When the announcement was made a few weeks ago that Jim Balsillie had entered into an agreement to purchase the Nashville Predators, speculation immediately began that a relocation to South Ontario would come in short order, and many hockey fans in the Nashville area jumped to the conclusion that we'd see a "Major League" scenario, whereby the new owner would deliberately undermine local support of the team so as to trigger the escape clause in the team's arena lease. As for myself, I decided to give Mr. Balsillie the benefit of the doubt - surely as a lifelong hockey fan and player, he wouldn't do such a thing after acquiring one of the best young teams in the game, with the Stanley Cup potentially within reach.
I've waited and watched over recent weeks, and was initially encouraged by Balsillie's promise to field a competitive team, giving GM David Poile an ample budget to put together the best team possible. His legal representative Richard Rodier assured any and all questioners that their courtship of the Copps Coliseum in Hamilton was merely a contingency plan, just in case the lease terminated prematurely. Frankly, I agree that such precautions are justified, as the question of whether Nashville hits the 14,000 paid attendance mark might not be answered until late next spring, leaving only a few months to relocate the team for 2008-9, so lining up Copps as a fallback now is entirely reasonable.
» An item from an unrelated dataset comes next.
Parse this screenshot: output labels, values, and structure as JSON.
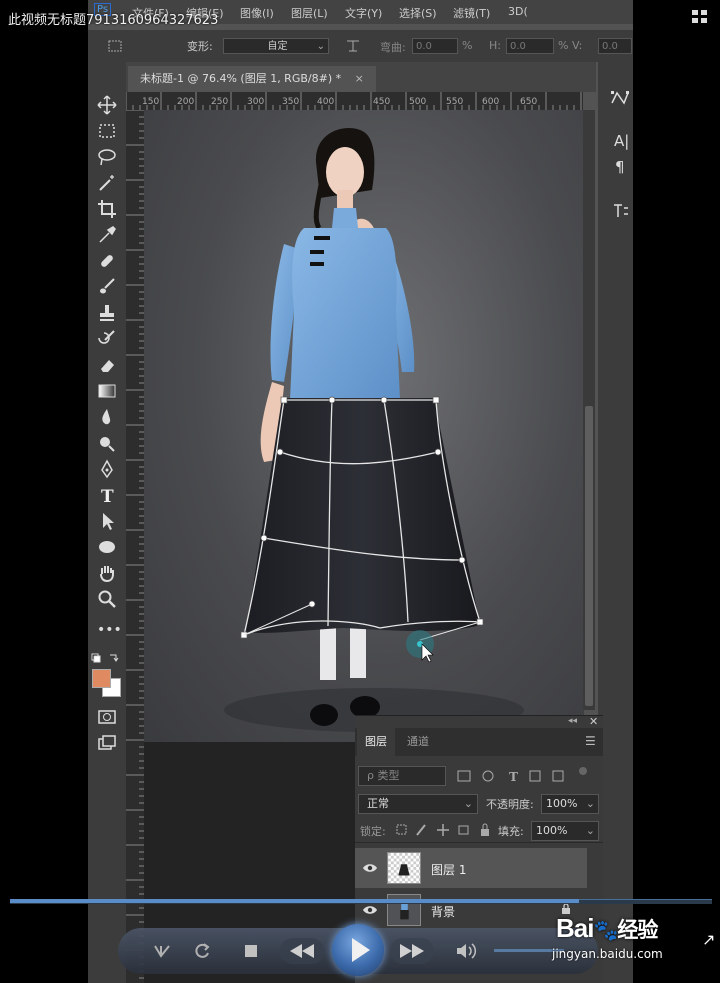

Today's news, however, makes abundantly clear that Mr. Balsillie is doing much more than arranging contingencies, and is instead actively working towards the relocation of the franchise. As reported on TSN.ca this evening, effective tomorrow he'll be accepting season-ticket deposits in Hamilton before he even owns an NHL team, let alone one that is available or approved to relocate. Is this the sort of owner you want in the NHL?
Mr. Bettman, this is clearly a case where "actions speak louder than words." Mr. Balsillie has said all the right things about honoring the Predators' lease with the city of Nashville and giving things an honest shot, but this latest development couldn't make it any clearer that he has absolutely no intention of keeping the team here, period. The local business community in Nashville has launched an effort to increase season ticket sales (found at www.ourteamnashville.com) without any input or comment from Mr. Balsillie, who states readily that the franchise is still Craig Leipold's, so he's not in the position to offer comment. Yet somehow he's in a position to start taking deposits in Hamilton for a team he doesn't own, and isn't free to move at this time? That's simply absurd.
As demonstrated in the recent rumors regarding expansion to Las Vegas and Kansas City, there are a number of interested, well-heeled parties that would love to join the ranks of NHL ownership. Admitting Mr. Balsillie into those ranks would only grant license to the most callous and deceitful practices of big-time sports ownership, and potentially undermine other NHL owners who wish to negotiate with their host cities for new arenas. Why would a city enter a long-term deal with an NHL owner if they have reason to fear that they'll act in the manner Mr. Balsillie is now?
I hope you and the Board of Governors take your time and do a thorough review of what Mr. Balsillie is proposing in terms of his purchase agreement and relocation request - and at the same time, remember that no matter what he and his representatives are saying, it's their actions that belie their real purpose.